Читать «Холоп августейшего демократа» онлайн - страница 18

Валерий Николаевич Казаков

Следующим заходил заместитель по территориям и контролю. Потом замша по развлечениям и народной веселухе, потом кадры, ну и напоследок так, чиновная мелочь. О ней можно было бы и не упоминать вовсе, если бы она, эта мелочь, не выполняла очень важ­ную аппаратную работу — стучать на своё начальство. Конечно, делалось это исподволь, в высокий кабинет заходили под каким- нибудь безвинным предлогом или по велению шефа, чтобы, не при­веди господи, твоё непосредственное начальство в чём-нибудь эта­ком не заподозрило. Вообще главной заботой отечественной модели власти была борьба за прямой доступ к властьпредержащему телу. И если учесть, что властные коллективы почти сплошь состояли из особ сильного полу, то прямо какой-то Содом с Гоморрой получал­ся: всех тянуло к начальнику, а самого начальника — к ещё более высокому начальствующему телу и так, почитай, до самого верху.

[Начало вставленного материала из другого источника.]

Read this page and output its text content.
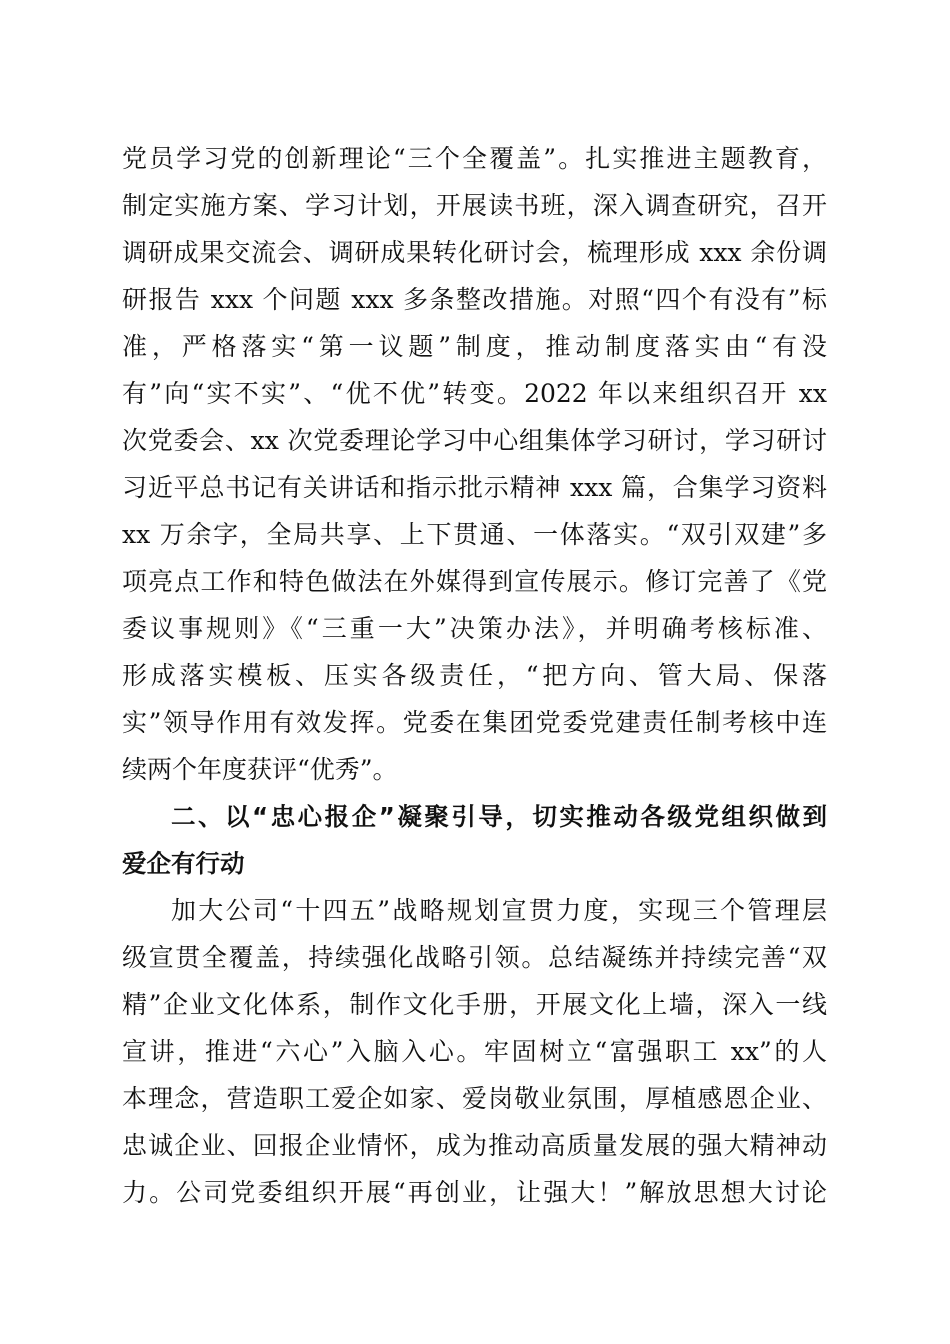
党员学习党的创新理论“三个全覆盖”。扎实推进主题教育，
制定实施方案、学习计划，开展读书班，深入调查研究，召开
调研成果交流会、调研成果转化研讨会，梳理形成 xxx 余份调
研报告 xxx 个问题 xxx 多条整改措施。对照“四个有没有”标
准，严格落实“第一议题”制度，推动制度落实由“有没
有”向“实不实”、“优不优”转变。2022 年以来组织召开 xx
次党委会、xx 次党委理论学习中心组集体学习研讨，学习研讨
习近平总书记有关讲话和指示批示精神 xxx 篇，合集学习资料
xx 万余字，全局共享、上下贯通、一体落实。“双引双建”多
项亮点工作和特色做法在外媒得到宣传展示。修订完善了《党
委议事规则》《“三重一大”决策办法》，并明确考核标准、
形成落实模板、压实各级责任，“把方向、管大局、保落
实”领导作用有效发挥。党委在集团党委党建责任制考核中连
续两个年度获评“优秀”。
二、以“忠心报企”凝聚引导，切实推动各级党组织做到
爱企有行动
加大公司“十四五”战略规划宣贯力度，实现三个管理层
级宣贯全覆盖，持续强化战略引领。总结凝练并持续完善“双
精”企业文化体系，制作文化手册，开展文化上墙，深入一线
宣讲，推进“六心”入脑入心。牢固树立“富强职工 xx”的人
本理念，营造职工爱企如家、爱岗敬业氛围，厚植感恩企业、
忠诚企业、回报企业情怀，成为推动高质量发展的强大精神动
力。公司党委组织开展“再创业，让强大！”解放思想大讨论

Воробейчиков был опытным, хотя и солдафонистым управ­ленцем и вовсю поощрял подобную борьбу, в которой видел за­лог незыблемости персональной власти, без которой страна не­минуемо погрязла бы, по его разумению, в кровавом хаосе.

После докладов шло чтение ежедневной местной прессы. Хотя газеты уже давно считались атавизмом, но меньше их от этого почему-то не становилось. Должно быть, Министерство на­родной нравственности и целомудрия, делая поправку на народ­ную тупость, дремучесть сознания, а также зная о пристрастии простого люда к традиционному нецелевому использованию пе­чатной продукции, не снижала тиражи периодических изданий. Воробейчиков газеты читал не из любопытства, а из недоверия к своим подчинённым, писания которых, как правило, игнориро­вал и считал пустым переводом бумаги. Вычитав какую-нибудь крамолу, приключившуюся в каком-нибудь из улусов или уделов, он тут же созывал совещание и устраивал форменный разнос всем и всякому. Переубедить его в том, что это всё глупости и из­мышления щелкопёров, было невозможно. Нет, вы только не по­думайте, что сановника задевала неосведомлённость подчинён­ных или попытка что-нибудь от него утаить. Нет, он бесился всё по тому же поводу — грязь вышла наружу, так, чего доброго, и до столицы может дойти, а уж там найдётся масса охотников всё это извратить, приврать ещё с три короба и донести до монарших ушей в таком виде. что уж лучше и не говорить!

4

При всей июльской теплыни предрассветной порой в этих краях, как правило, зябко. Частая роса, словно земные слёзы, вы­беливала густую зелень и блёкло тускнела на травах, листьях де­ревьев и придорожных кустов, и они, переполненные этой мате­риализовавшейся из неоткуда влагой, прогибались и проливали тоненькие студёные струйки. Росная белёсость держалась толь­ко до первых вспышек восходящего солнца. И стоило его осле­пительно ярким после ночи и предрассветных сумерек лучам упасть на землю, как матовый налёт моментально превращался в сказочные россыпи, загорающиеся миллиардами разноцветных искорок и бликов. Сероватая масса на каждом листочке, каждой былинке принимала свои оттенки, каждая росинка перед тем, как бесследно исчезнуть, превращалась в яркую, отражающую в себе весь мир хрустальную сферу. Возможно, то же самое проис­ходит и с человеком, только поди ты угадай свой час.